Hacker Newsnew | past | comments | ask | show | jobs | submitlogin

Most people's mental model of garbage collection is still just stop-the-world mark-and-sweep, which is extremely old. Game developers hate GC because of impossible to predict or the lack of ability to limit latency pauses eating into the frame budget - but there are tons of new, modern GC implementations that have no pauses, do collection and scanning incrementally on a seperate thread, have extremely low overhead for write barriers and only have to scan a minimal subset of changed objects to recompute liveness, etc. that are probably a great choice for a new programming language for a game engine. Game data models are famously highly interconnected and have non-trivial ownership, and games already use things like deferred freeing of objects (via area allocators) to avoid doing memory management on the hot path that it could do automatically for everything.


After being both a Java programmer for the greater part of a decade, then spending a bunch of years doing Objective C/Swift programming, I don't really understand why the Automatic Reference Counting approach hasn't won out over all others. In my opinion it's basically the best of all possible worlds:

1. Completely deterministic, so no worrying about pauses or endlessly tweaking GC settings.

2. Manual ref counting is a pain, but again ARC basically makes all that tedious and error prone bookkeeping go away. As a developer I felt like I had to think about memory management in Obj C about as much as I did for garbage collected languages, namely very little.

3. True, you need to worry about stuff like ref cycles, but in my experience I had to worry about potential memory leaks in Obj C about the same as I did in Java. I.e. I've seen Java programs crash with OOMs because weak references weren't used when they were needed, and I've seen similar in Obj C.


On the contrary, as others have pointed out, automatic reference counting seems to be the worst of all worlds.

1. Automatic reference counting adds a barrier every time you pass around an object, even if only for reading, unlike both manual memory management and tracing GC.

2. ARC still requires thought about ownership, since you have to ensure there are no cycles in the ownership graph unlike tracing/copying/compacting GC.

3. ARC still means that you can't look at a piece of code and tell how much work it will do, since you never know if a particular piece of code is holding the last reference to a piece of data, and must free the entire object graph, unlike manual memory management. In the presence of concurrency, cleanup is actually non-deterministic, as 'last one to drop its reference' is a race.

4. ARC doesn't solve the problem of memory fragmentation, unlike arena allocators and compacting/copying GC.

5. ARC requires expensive allocations, it can't use cheap bump-pointer allocation like copying/compacting GC can. This is related to the previous point.

6. ARC cleanup still takes time proportional to the number of unreachable objects, unlike tracing GC (proportional to number of live objects) or arena allocation (constant time).

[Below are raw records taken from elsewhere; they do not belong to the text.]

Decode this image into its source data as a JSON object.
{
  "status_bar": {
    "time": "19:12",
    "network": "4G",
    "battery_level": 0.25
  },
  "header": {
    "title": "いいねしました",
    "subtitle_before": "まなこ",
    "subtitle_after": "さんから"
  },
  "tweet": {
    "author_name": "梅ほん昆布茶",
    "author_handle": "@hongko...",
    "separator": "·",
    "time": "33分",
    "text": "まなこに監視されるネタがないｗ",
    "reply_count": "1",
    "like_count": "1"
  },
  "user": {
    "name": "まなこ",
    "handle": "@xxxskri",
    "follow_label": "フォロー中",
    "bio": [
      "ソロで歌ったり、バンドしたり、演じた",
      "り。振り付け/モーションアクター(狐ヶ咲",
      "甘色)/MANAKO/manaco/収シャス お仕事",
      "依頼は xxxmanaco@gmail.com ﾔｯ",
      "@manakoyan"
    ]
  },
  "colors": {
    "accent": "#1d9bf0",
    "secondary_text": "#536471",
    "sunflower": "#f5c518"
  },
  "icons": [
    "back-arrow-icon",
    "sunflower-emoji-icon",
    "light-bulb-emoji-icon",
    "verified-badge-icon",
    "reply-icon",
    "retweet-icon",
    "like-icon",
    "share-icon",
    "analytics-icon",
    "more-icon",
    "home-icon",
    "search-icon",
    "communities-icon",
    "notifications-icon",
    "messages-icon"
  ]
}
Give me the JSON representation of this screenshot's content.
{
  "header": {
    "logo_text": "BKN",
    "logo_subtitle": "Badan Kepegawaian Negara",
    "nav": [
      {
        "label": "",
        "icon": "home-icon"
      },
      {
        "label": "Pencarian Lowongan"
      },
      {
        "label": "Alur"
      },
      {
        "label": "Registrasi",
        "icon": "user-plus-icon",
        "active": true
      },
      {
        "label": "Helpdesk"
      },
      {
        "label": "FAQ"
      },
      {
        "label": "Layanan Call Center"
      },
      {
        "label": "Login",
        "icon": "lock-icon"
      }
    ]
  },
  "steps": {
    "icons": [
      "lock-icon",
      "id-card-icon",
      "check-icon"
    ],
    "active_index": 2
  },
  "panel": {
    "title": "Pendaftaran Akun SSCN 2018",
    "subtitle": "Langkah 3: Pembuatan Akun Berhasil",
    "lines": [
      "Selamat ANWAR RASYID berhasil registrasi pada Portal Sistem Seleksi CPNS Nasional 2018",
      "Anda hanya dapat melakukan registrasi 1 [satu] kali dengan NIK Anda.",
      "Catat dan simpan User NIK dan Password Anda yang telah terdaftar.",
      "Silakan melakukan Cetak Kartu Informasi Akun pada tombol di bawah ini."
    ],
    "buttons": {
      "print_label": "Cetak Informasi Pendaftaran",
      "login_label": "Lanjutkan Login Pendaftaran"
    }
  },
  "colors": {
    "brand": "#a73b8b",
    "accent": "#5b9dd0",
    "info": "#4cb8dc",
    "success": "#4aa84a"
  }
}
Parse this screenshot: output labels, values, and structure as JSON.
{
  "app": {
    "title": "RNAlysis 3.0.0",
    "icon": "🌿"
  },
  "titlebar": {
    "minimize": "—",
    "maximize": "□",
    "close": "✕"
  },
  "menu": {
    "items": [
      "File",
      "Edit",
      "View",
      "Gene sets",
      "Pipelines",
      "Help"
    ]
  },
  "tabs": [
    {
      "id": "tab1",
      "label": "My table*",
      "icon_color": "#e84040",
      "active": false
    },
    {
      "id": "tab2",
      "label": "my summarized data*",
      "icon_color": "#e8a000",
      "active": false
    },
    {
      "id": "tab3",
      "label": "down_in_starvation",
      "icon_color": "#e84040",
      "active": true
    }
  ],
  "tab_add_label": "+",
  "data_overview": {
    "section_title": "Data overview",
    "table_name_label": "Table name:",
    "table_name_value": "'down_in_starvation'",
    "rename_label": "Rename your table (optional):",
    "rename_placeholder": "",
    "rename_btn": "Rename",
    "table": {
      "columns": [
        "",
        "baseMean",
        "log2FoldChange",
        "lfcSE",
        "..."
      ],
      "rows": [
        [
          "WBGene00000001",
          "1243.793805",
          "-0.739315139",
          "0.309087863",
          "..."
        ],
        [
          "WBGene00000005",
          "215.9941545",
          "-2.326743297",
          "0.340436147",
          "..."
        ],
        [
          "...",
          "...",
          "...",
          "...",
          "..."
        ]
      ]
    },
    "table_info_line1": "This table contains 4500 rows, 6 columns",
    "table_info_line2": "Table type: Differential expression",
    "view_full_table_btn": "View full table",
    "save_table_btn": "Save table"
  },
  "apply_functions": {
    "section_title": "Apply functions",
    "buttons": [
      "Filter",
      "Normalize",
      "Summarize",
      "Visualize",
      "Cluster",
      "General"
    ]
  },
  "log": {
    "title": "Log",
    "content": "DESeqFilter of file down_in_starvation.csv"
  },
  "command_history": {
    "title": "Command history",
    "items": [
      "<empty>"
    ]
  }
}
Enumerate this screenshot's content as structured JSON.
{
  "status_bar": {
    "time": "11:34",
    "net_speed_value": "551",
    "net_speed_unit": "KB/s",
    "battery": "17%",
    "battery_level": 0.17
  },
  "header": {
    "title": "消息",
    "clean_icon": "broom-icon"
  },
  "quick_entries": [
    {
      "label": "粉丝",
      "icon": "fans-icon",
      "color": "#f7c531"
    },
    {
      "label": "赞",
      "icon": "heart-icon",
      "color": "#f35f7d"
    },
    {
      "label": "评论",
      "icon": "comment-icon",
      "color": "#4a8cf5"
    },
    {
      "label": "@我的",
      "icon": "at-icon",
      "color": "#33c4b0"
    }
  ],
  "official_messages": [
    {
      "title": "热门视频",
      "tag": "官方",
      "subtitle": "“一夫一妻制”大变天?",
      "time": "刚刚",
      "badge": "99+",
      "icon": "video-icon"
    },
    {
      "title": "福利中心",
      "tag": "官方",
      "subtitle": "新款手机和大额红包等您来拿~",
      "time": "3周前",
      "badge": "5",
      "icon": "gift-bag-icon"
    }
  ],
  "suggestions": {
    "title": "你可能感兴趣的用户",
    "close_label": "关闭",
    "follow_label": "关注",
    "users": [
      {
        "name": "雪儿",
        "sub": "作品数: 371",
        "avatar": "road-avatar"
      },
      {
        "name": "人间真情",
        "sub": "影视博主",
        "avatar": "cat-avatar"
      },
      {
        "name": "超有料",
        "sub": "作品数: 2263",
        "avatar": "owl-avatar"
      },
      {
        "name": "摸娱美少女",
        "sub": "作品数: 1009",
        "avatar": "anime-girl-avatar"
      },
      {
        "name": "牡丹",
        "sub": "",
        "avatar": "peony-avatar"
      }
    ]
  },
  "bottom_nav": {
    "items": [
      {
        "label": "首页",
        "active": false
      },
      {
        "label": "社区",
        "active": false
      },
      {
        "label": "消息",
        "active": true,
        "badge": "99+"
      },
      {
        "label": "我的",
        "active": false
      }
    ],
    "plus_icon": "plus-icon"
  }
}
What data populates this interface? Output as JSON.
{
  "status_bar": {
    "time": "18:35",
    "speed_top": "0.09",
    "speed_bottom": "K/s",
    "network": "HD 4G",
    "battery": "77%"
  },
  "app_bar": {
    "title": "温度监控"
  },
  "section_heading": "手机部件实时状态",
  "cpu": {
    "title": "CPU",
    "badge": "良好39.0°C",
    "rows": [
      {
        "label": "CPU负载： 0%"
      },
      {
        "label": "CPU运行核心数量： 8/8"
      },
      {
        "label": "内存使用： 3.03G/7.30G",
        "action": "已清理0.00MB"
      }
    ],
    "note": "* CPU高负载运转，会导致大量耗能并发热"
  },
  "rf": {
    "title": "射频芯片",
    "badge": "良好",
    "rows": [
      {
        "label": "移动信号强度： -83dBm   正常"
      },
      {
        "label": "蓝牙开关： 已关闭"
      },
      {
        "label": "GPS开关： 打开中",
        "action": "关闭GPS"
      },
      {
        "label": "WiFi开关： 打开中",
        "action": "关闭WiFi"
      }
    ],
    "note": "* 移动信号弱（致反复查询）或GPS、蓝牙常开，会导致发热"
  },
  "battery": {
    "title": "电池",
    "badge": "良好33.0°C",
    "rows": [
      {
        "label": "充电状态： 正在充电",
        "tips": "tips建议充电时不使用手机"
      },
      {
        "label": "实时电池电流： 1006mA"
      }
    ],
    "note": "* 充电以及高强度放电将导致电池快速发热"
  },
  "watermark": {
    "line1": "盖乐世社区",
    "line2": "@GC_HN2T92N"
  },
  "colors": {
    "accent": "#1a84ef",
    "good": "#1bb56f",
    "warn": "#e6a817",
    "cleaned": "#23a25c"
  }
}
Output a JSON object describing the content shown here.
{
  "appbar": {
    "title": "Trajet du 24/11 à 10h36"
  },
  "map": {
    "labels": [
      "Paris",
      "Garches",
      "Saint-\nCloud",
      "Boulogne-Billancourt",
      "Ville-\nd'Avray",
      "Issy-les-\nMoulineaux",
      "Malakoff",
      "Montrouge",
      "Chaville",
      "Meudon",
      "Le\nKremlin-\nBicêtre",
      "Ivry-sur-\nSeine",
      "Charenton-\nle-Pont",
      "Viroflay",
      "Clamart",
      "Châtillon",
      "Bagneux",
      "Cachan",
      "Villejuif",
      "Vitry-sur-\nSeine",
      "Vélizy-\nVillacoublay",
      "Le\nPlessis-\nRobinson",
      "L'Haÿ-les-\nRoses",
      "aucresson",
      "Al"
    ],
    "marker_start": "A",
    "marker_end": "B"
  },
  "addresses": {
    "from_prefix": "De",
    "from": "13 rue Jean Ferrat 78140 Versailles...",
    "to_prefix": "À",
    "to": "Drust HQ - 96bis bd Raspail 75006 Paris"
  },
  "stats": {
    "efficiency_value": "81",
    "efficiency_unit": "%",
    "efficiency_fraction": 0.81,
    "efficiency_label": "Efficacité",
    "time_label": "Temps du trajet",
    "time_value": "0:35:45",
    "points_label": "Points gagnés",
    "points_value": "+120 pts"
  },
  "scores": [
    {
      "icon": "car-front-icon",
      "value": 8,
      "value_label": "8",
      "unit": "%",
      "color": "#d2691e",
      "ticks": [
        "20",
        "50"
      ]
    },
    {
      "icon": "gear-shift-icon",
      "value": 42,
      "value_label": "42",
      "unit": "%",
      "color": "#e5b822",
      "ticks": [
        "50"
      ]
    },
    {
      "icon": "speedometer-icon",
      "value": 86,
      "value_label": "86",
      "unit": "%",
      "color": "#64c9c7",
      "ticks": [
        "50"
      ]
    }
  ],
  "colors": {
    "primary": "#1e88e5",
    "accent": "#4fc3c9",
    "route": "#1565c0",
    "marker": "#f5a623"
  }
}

Reference counting is a valid strategy in certain pieces of manually memory managed code (particularly in single-threaded contexts), but using it universally is almost always much worse than tracing/copying/compacting GC.

Note that there are (soft) realtime tracing GCs, but this can't be achieved with ARC.


It depends on the implementation. In traditional ARC implementations these are all issues to a degree, but even then they tend toward much lower overhead with more predictable behavior. Though I agree tracing GCs can be really fast and better in many ways.

1. I'm guessing you mean lock based implementations? There's several non lock, non atomics based ARC designs that still handle threading safely. That means it's little more than a single integer operation.

2. True, but for many contexts this is easy to do and makes it easier to understand data flows. In other cases it's possible to use index based references pretty readily, like in Rust. Or add a cycle collector.

3. In theory you can't, but in practice it's often pretty easy to tell. At least in non-oop languages. I use Nim with its ARC (1) on RTOS and this is really only a concern for large lists or large dynamic structures. It can be managed using the same patterns as RAII where you call child functions who know they won't be the last ones holding the bag. Also you can use the same trick as some Rust code does where you pass the memory to another thread to dispose of (2).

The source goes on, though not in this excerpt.